Smoked out by friendly firefighters

August 02, 2005|by TIM ROWLAND

Editor's note: This column first was published July 14, 1997.

I always knew that firefighters were brave, yet I never knew how brave.

Never knew, that is, until a couple of them burst into my house last week and put up a smoke detector.

Here's the background. I'd just returned home from the gym and was completely drenched. And not drenched in Kool-Aid, I might add. The house was a wreck and I was mean and grumpy and had just decided to either wash the dishes or throw them out the window a la Lisa Douglas on Green Acres.

The first thing I picked up to wash was a chef's knife, which is roughly the same shape as Vermont, but a little larger.


Then came the knock on the door.

I swear, I'm holding this butcher knife in my hand and I answer the door and there are two uniformed officers of the law and I'm thinking, whoo boy, this probably isn't going to turn out well.

The two officers exchanged a brief glance, as if to say, "Do we want to save this man or do we want to let him burn up?"

As overpowering as the urge must have been to let me burn, they came in anyway and asked to see my smoke detector.

I thought I was going to get arrested and hauled off to the fireman's calaboose.

That's because about four years ago me and my smoke alarm came to blows and I basically ripped it out of the wall.

The reason I ripped it out of the wall was because it was too efficient. It, for example, went off every time I cooked. I took this to be a very unfair, if perhaps accurate, social commentary on my cooking.

But it was more than that. The steam in the shower started to set it off. Bzzzzzz. Then it started to make moral decisions. If I configured an unfair thought about a politician - Bzzzzz. If I decided to skip church - Bzzzzz.

Finally, I faced it. I said, look, buddy, it's either you or me. And I tore it from its hanger.

So anyway, here come the fire police and I'm holding a knife, I'm drenched in sweat and I say, "What do you want?" and they ask to see the only appurtenance in my house that isn't functioning.

So, calling on all my skills, intelligence, natural resources and wit, I did the one thing that comes naturally: I lied.

I said, "Will you look at that?" and appeared to be shocked and appalled at the tangle of what-might-have-been-smoke-detecting wires.

They didn't buy it.

But because they cared about me, I suppose, they put up a new smoke detector, ignored my shabby appearance and we became friends.

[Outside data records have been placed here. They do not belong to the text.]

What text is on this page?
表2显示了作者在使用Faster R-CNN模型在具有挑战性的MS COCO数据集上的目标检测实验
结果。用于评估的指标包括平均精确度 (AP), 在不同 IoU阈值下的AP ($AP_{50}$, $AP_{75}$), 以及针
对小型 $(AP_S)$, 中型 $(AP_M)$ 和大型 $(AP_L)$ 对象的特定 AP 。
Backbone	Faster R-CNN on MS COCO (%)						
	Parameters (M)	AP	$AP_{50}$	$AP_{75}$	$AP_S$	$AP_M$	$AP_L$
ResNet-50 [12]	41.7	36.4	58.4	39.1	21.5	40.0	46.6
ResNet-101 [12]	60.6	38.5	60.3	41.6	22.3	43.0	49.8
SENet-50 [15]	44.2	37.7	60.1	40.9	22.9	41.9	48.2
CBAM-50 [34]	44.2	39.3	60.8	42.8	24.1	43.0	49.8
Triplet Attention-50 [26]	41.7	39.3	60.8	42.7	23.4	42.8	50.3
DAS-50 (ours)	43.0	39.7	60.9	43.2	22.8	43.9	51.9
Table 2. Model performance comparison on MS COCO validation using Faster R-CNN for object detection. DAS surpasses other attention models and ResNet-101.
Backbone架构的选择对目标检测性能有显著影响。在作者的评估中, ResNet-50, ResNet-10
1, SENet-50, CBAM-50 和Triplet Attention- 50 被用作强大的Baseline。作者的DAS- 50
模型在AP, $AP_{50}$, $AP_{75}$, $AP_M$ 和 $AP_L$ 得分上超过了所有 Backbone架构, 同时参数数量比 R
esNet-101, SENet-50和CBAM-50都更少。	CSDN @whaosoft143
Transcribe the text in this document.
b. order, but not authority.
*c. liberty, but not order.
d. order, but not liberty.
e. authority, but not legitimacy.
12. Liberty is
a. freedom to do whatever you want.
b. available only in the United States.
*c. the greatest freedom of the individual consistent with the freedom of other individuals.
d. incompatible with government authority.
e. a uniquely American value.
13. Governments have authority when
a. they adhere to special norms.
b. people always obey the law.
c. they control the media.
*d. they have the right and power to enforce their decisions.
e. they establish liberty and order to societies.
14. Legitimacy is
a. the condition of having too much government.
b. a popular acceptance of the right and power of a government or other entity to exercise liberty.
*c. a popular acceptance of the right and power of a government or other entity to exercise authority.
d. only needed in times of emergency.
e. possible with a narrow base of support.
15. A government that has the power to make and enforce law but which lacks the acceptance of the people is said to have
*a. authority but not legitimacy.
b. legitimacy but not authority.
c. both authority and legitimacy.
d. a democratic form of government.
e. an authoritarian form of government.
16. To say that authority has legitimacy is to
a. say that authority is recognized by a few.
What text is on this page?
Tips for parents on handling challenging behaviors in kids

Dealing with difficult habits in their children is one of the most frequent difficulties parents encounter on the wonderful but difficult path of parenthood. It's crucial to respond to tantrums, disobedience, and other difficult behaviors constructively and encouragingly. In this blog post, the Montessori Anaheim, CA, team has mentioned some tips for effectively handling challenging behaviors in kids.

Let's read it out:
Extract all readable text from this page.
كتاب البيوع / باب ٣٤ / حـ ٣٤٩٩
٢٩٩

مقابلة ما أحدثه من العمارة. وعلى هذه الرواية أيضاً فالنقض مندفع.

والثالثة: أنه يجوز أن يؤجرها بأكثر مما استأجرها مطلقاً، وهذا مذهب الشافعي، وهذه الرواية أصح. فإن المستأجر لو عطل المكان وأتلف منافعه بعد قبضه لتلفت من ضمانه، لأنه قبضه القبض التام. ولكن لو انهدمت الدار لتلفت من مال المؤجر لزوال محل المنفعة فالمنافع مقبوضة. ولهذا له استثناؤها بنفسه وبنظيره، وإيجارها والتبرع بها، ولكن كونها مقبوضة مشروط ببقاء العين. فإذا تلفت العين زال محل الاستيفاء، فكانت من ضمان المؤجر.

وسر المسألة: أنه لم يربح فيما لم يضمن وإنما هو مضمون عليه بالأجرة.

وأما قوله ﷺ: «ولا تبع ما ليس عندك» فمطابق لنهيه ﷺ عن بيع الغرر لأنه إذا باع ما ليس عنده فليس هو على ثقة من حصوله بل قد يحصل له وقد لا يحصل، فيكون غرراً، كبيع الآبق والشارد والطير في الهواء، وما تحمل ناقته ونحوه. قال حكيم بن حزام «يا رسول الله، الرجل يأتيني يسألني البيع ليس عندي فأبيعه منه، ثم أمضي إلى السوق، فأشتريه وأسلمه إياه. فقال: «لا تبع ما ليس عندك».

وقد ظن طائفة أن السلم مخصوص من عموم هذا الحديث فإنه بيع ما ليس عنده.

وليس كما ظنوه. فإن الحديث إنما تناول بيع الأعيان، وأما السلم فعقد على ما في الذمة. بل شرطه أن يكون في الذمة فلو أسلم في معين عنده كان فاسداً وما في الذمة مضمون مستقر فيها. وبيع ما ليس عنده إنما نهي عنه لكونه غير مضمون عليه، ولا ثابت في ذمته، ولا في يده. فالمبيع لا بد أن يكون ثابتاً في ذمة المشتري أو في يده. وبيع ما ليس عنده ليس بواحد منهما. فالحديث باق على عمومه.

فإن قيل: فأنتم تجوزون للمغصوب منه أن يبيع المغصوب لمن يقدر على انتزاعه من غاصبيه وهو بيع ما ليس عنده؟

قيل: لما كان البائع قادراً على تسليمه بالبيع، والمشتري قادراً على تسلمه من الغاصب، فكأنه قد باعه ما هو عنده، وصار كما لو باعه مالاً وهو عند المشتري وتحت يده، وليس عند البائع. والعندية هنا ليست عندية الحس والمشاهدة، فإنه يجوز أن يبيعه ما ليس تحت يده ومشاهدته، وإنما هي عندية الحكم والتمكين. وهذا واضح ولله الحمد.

They asked me some civil questions, then I gave them some civil answers. They wanted to know what the biggest threat to my neighborhood was and I said, "me" and they said, "besides that" and I said, "well, probably the fistfights."

Then they asked what I thought the greatest cause of fires was and I said, "me" and they said "besides that" and I said "arsonists."

They stopped asking questions after that.

And we went on from there. They had me sign a paper that attested to the fact that my smoke alarm was paid for by the federal government. It just doesn't get any better than that. I'm sitting here, now, at my home, typing and looking up at my federally provided smoke detector and thinking, "Wow, my taxes go for something after all."

Tim Rowland is a Herald-Mail columnist.